Quelques mots sur le système social

  • Il fonctionne bien (entendez « est fait ») pour un salarié gagnant jusqu’à CHF 84’600.- par an. Avec un tel salaire, vous pouvez comptez sur environ 60% de votre revenu à la retraite entre l’AVS et le deuxième pilier.
  • Si vous gagnez plus et que votre caisse de pension se contente de la loi, le 3e pilier n’est pas une option pour vous… c’est une « obligation ».
  • Tandis que si vous gagnez plus de CHF 140’000.-, courez mettre en place un plan d’épargne supplémentaire pour maintenir un niveau de vie décent et joyeux à la retraite.
  • A retenir que les rendements bas, persistants depuis des années, servis sur votre avoir de deuxième pilier, diminuent encore le capital attendu à la retraite (1% actuellement. En 2002, il était de 4%…).

Racheter sa caisse de pension, quésaco ?

Le rachat consiste à verser une partie de votre épargne dans votre 2e pilier.

Le montant de rachat possible est déterminé par votre niveau de salaire actuel.

Pour faire simple, la caisse calcule le montant d’épargne qui devrait se trouver aujourd’hui dans la caisse si vous aviez gagné votre salaire actuel depuis vos 25 ans.

Pour maximiser votre gain, il faut que l’argent que vous versez dans votre caisse y passe le moins de temps possible. Ainsi vous maximisez le rendement.

Attention : l’État – toujours soucieux de ne pas se « faire avoir » – a fixé à un minimum de trois ans la période pendant laquelle vous devez renoncer au capital racheté. Le fisc estime qu’une période inférieure s’assimile à de l’évasion fiscale (à ne pas confondre avec la fraude fiscale, pénalement répréhensible).

Pour illustrer mon propos, voyons trois exemples concrets :

Premier exemple : la retraite dans 30 ans.

Vous avez 35 ans et votre caisse offre un potentiel de rachat de CHF 270’000.-. Votre retraite est dans 30 ans, soit à 65 ans, et vous décidez en conséquence de racheter votre caisse de pension pendant les 27 prochaines années (stop à 62 ans, sinon votre capital est bloqué et vous serez obligé de prendre la rente) à raison de 10’000.- par an.

Vous générez 3’000.- d’économie fiscale par année et constituez 295’000.- de capital net à la sortie à vos 65 ans. En ce cas, votre rendement annuel net se monte à 3%.

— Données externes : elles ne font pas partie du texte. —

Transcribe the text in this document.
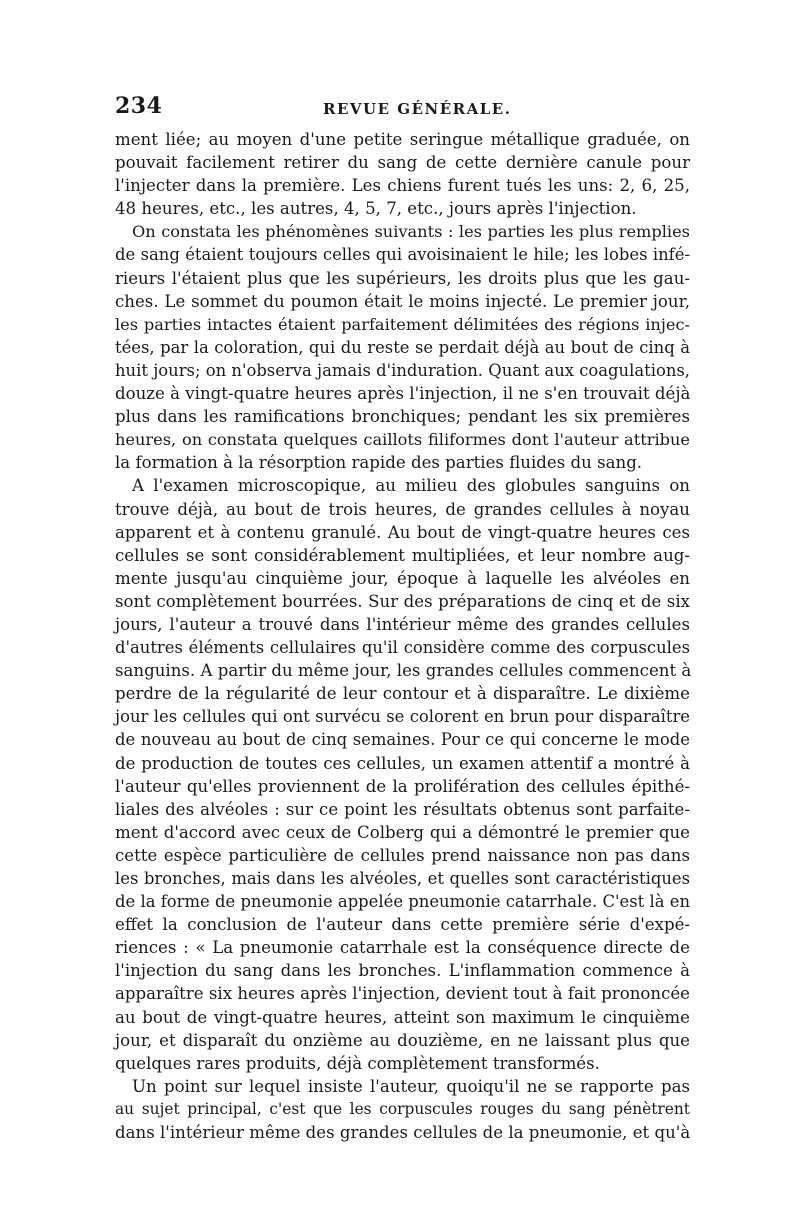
234	REVUE GÉNÉRALE.
ment liée; au moyen d'une petite seringue métallique graduée, on
pouvait facilement retirer du sang de cette dernière canule pour
l'injecter dans la première. Les chiens furent tués les uns: 2, 6, 25,
48 heures, etc., les autres, 4, 5, 7, etc., jours après l'injection.
On constata les phénomènes suivants : les parties les plus remplies
de sang étaient toujours celles qui avoisinaient le hile; les lobes infé-
rieurs l'étaient plus que les supérieurs, les droits plus que les gau-
ches. Le sommet du poumon était le moins injecté. Le premier jour,
les parties intactes étaient parfaitement délimitées des régions injec-
tées, par la coloration, qui du reste se perdait déjà au bout de cinq à
huit jours; on n'observa jamais d'induration. Quant aux coagulations,
douze à vingt-quatre heures après l'injection, il ne s'en trouvait déjà
plus dans les ramifications bronchiques; pendant les six premières
heures, on constata quelques caillots filiformes dont l'auteur attribue
la formation à la résorption rapide des parties fluides du sang.
A l'examen microscopique, au milieu des globules sanguins on
trouve déjà, au bout de trois heures, de grandes cellules à noyau
apparent et à contenu granulé. Au bout de vingt-quatre heures ces
cellules se sont considérablement multipliées, et leur nombre aug-
mente jusqu'au cinquième jour, époque à laquelle les alvéoles en
sont complètement bourrées. Sur des préparations de cinq et de six
jours, l'auteur a trouvé dans l'intérieur même des grandes cellules
d'autres éléments cellulaires qu'il considère comme des corpuscules
sanguins. A partir du même jour, les grandes cellules commencent à
perdre de la régularité de leur contour et à disparaître. Le dixième
jour les cellules qui ont survécu se colorent en brun pour disparaître
de nouveau au bout de cinq semaines. Pour ce qui concerne le mode
de production de toutes ces cellules, un examen attentif a montré à
l'auteur qu'elles proviennent de la prolifération des cellules épithé-
liales des alvéoles : sur ce point les résultats obtenus sont parfaite-
ment d'accord avec ceux de Colberg qui a démontré le premier que
cette espèce particulière de cellules prend naissance non pas dans
les bronches, mais dans les alvéoles, et quelles sont caractéristiques
de la forme de pneumonie appelée pneumonie catarrhale. C'est là en
effet la conclusion de l'auteur dans cette première série d'expé-
riences : « La pneumonie catarrhale est la conséquence directe de
l'injection du sang dans les bronches. L'inflammation commence à
apparaître six heures après l'injection, devient tout à fait prononcée
au bout de vingt-quatre heures, atteint son maximum le cinquième
jour, et disparaît du onzième au douzième, en ne laissant plus que
quelques rares produits, déjà complètement transformés.
Un point sur lequel insiste l'auteur, quoiqu'il ne se rapporte pas
au sujet principal, c'est que les corpuscules rouges du sang pénètrent
dans l'intérieur même des grandes cellules de la pneumonie, et qu'à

Deuxième exemple : achat immobilier dans 10 ans.

Rachat en vue de rembourser votre dette immobilière dans 10 ansvous trouvez ici un article concernant le remboursement de la dette hypothécaire – ou en vue d’acheter votre résidence principale dans 10 ans.

Imaginons que vous souhaitez épargner CHF 150’000.- net d’impôt d’ici 10 ans pour l’une ou l’autre raison mentionnée ci-dessus.

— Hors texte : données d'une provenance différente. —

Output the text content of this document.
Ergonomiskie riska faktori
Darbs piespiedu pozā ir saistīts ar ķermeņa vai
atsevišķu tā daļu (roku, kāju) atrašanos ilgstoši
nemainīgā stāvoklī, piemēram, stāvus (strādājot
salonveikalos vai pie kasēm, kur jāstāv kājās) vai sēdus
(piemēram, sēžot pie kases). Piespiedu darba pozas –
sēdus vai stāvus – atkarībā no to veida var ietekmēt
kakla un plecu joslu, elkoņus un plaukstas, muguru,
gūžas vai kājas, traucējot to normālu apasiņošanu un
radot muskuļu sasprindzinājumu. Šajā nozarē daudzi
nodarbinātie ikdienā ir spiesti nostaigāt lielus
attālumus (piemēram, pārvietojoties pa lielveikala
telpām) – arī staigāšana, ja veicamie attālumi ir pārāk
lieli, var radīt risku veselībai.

Lorsque vous retirerez votre capital, vous paierez un impôt de sortie de environ 7%. Tout compte fait, le besoin de 150’000.- correspond approximativement à 161’000.- brut.

En considérant que vous n’effectuerez pas de rachat les trois dernières années il vous faudra verser dans votre caisse de pension la somme de 21’702.- par an entre l’année 1 et l’année 7.

Ce montant d’épargne vous fera économiser 6’500.- d’impôts chaque année pendant sept ans. Vous obtenez ainsi une économie d’impôt totale de 34’500.- (6’500 fois 7 ans moins 11’000.- en impôt de sortie) et vous réalisez un rendement annuel net raisonnable de 5%.

Troisième exemple : la retraite dans 5 ans.

Vous êtes à 5 ans de la retraite. Votre lacune de capital (montant du rachat disponible) est de CHF 270’000.-.

Votre revenu n’a jamais été aussi élevé et… vos impôts aussi !

Vous décidez de racheter votre caisse de pension sur les deux prochaines années à raison de 135’000.- par an puis de retirer le capital à 65 ans.

Ainsi, vous constituez 260’000.- d’épargne nette d’impôts à vos 65 ans, qui vous auront coûté environ 189’000.-. Votre rendement annuel net grimpe à 23% !

Ces trois exemples illustrent clairement que moins le temps s’est écoulé entre les rachats et le retrait, plus le rendement de l’épargne est haut.

Pour l’exemple 3, il est plus intéressant d’épargner, tout au long de sa vie, le capital de manière libre – en fonds de placement par exemple – puis de racheter sa caisse vers 60 ans.

Votre caisse de pension est à même de vous communiquer le montant de rachat disponible. Pensez à lui demander si votre rachat sera crédité dans la part obligatoire (LPP) ou sur-obligatoire (hors LPP).

En conclusion :

 Avant 50-55 ans, et sauf cas particulier, racheter sa caisse de pension est il me semble peu pertinent.

Une alternative m’apparaissant comme une meilleure solution serait de constituer un patrimoine via un plan d’épargne solide. Cela vous permettrait de toucher des rendements , tout en gardant une liberté maximale et de l’argent disponible pour d’autres projets si le besoin venait à se présenter.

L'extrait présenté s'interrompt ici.